Associated Press: Norway Mosque Attack Trial Wraps Up, Verdict Next Week

“A Norwegian man charged with murder and terrorism in the killing of his stepsister and the storming of an Oslo mosque should get the maximum 21 years in prison, a prosecutor said Wednesday on the final day of the trial. Philip Manshaus, 22, is accused of first killing his 17-year-old stepsister by shooting her with a hunting rifle at their home in the Oslo suburb of Baerum on Aug. 10. Authorities say Manshaus then drove to a nearby mosque where three men were preparing for Eid al-Adha celebrations. He wore a helmet with a video camera attached and a bulletproof vest, police said. Manshaus was armed with a hunting rifle and a shotgun and fired four shots with the rifle at a glass door before he was overpowered by one of the men in the mosque at the time.

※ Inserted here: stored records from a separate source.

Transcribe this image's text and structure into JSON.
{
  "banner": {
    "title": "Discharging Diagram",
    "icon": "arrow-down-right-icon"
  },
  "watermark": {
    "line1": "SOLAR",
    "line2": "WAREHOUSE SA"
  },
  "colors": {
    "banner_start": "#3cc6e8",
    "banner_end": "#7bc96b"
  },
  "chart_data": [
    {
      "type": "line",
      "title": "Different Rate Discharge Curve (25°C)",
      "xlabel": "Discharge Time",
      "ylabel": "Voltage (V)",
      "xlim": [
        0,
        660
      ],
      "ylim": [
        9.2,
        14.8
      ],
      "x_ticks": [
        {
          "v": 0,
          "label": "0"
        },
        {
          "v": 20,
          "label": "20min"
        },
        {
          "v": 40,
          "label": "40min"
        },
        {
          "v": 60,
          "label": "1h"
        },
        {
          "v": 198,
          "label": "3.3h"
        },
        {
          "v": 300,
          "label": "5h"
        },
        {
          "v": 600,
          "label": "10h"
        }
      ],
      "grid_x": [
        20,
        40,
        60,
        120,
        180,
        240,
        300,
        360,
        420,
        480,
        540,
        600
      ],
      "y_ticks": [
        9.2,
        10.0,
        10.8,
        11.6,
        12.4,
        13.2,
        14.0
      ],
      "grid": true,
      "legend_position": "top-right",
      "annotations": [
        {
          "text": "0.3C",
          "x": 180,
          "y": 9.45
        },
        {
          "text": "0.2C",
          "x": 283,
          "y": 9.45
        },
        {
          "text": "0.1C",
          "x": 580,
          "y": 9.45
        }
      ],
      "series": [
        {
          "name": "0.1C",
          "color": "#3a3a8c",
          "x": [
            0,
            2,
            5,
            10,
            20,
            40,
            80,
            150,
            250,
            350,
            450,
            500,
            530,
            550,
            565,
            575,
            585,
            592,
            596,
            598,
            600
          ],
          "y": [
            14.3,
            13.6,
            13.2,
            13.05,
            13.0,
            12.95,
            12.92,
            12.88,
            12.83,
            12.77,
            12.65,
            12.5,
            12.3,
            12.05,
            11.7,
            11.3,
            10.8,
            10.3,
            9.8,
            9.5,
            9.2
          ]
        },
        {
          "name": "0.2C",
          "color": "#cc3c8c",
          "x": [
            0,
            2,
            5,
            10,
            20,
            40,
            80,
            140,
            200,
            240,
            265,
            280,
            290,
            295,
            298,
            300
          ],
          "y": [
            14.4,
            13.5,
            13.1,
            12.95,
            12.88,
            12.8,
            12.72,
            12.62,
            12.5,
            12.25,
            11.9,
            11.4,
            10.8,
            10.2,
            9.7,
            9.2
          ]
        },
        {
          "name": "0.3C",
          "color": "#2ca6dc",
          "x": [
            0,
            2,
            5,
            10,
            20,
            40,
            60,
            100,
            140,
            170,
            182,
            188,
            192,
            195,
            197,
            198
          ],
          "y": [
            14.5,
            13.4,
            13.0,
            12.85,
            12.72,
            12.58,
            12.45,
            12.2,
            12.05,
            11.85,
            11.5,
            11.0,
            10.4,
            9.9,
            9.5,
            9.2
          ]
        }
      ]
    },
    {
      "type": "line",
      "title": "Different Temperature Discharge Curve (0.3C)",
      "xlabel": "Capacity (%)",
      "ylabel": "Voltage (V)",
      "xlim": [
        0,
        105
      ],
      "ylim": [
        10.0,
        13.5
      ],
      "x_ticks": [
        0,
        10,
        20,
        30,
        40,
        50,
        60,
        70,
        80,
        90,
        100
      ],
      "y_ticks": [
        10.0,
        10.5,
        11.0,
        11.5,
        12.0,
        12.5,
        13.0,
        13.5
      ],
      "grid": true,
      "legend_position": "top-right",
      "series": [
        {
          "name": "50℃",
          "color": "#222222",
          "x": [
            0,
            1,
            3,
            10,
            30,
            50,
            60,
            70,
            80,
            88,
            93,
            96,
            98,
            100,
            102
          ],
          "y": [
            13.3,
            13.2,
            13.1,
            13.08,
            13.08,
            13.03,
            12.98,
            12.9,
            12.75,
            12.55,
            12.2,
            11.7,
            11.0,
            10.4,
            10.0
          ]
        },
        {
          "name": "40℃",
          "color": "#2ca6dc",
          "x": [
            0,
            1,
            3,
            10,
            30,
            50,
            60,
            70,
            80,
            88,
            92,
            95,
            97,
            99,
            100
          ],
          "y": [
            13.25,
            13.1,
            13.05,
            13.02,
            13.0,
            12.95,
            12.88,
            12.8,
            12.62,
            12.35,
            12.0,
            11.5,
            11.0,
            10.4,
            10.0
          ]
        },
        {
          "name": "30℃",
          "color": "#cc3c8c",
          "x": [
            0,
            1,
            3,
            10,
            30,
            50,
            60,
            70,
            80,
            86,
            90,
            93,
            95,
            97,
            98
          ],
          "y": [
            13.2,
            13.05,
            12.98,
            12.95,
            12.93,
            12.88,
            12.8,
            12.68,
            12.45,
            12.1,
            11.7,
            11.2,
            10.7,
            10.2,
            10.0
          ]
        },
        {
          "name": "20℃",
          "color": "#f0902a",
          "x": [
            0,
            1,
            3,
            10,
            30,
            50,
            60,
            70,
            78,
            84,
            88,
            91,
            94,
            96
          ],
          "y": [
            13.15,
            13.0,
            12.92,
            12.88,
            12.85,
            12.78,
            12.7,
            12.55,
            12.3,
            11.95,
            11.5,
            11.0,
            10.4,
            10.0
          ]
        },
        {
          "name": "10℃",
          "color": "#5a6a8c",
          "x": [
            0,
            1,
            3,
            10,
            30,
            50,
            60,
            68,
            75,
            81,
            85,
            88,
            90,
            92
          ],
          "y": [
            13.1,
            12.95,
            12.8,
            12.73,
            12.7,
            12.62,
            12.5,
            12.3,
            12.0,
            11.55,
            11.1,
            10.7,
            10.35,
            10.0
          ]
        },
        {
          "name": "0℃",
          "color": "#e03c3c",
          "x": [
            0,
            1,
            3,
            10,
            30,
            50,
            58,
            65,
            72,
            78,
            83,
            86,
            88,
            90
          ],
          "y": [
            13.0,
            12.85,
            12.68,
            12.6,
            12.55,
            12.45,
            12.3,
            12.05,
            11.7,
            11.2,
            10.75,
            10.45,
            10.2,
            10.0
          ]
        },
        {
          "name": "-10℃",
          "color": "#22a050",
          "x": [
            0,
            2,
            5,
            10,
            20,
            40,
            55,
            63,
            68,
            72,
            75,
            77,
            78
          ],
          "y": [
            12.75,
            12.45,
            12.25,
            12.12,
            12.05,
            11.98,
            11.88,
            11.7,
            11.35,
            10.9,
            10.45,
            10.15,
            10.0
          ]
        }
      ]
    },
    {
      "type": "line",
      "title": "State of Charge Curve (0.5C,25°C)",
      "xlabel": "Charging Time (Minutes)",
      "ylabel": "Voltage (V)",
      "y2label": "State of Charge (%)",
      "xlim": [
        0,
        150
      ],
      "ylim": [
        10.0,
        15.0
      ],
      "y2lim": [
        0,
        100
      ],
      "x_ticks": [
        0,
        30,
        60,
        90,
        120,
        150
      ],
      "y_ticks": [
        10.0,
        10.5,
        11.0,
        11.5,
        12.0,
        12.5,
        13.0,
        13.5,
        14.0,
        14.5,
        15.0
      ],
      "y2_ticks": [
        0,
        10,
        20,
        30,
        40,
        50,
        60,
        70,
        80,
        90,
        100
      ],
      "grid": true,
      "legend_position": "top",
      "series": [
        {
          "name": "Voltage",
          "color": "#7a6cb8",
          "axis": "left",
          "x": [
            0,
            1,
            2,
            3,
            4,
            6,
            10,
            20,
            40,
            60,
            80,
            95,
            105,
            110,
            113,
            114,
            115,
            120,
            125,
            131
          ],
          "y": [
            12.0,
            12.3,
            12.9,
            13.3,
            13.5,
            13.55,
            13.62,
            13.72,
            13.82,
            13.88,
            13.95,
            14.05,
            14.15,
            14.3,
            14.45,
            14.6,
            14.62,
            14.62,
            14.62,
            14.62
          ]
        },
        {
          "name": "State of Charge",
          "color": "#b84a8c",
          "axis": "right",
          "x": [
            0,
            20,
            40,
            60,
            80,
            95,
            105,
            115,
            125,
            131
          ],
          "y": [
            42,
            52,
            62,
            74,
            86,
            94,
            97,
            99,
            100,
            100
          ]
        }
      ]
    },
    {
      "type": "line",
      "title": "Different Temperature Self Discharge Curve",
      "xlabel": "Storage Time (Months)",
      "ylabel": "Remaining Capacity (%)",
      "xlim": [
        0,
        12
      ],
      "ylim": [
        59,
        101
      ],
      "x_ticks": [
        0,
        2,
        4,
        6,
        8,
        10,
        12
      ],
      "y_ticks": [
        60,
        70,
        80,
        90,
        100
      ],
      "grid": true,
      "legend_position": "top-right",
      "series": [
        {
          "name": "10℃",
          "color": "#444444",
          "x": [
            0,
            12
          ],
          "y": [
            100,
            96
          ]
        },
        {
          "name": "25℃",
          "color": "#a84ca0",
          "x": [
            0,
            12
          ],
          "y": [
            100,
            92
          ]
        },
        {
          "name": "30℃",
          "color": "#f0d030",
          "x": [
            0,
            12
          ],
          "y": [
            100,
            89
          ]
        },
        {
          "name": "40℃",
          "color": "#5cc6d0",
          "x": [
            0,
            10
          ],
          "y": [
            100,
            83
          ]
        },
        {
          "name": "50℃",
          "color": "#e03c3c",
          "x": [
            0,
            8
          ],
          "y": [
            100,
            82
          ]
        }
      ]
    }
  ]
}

One person was slightly injured when they jumped on Manshaus inside the mosque. “These actions upset the feeling of security we have in Norway, regardless of faith and ethnicity,” prosecutor Johan Oeverberg said Wednesday according to the Norwegian News Agency as the trial wrapped up after starting on May 7. Authorities say Manshaus was inspired by the shootings in March 2019 in New Zealand, where a gunman targeted two mosques, killing 51 people, and in August 2019 in El Paso, Texas, where an assailant targeted Hispanics and left at least 22 dead.”

Southeast Asia

Council On Foreign Relations: Countering The Female ISIS Threat In Indonesia

“In 2017, the Government of Indonesia (GOI) arrested three female citizens, disrupting a series of separate and highly organized potential suicide operations. In 2018, Indonesia suffered multiple and simultaneous suicide bombings perpetrated by entire families (parents and children) that targeted churches in Surabaya killing 28 and injuring more than 50. In a January 2019 suicide operation, an Indonesian couple killed approximately twenty-three and wounded over a hundred people in Jolo, Philippines. In October 2019, Indonesia arrested a couple for a near fatal knife attack against its Coordinating Minister for Politics, Law and Security and other officials. A GOI counterterrorism sweep thereafter included the arrest of thirty-six suspects of which two were policewomen. On November 13, 2019, a suicide bomber detonated a bomb in the Medan police headquarters. The bomber’s wife, who frequently visited a female terrorist in prison, was arrested with several others. Based on the couple’s digital trail, they were laying the groundwork for a significant terrorist attack in Bali. This list of extremist activities by Indonesian women is by no means exhaustive.”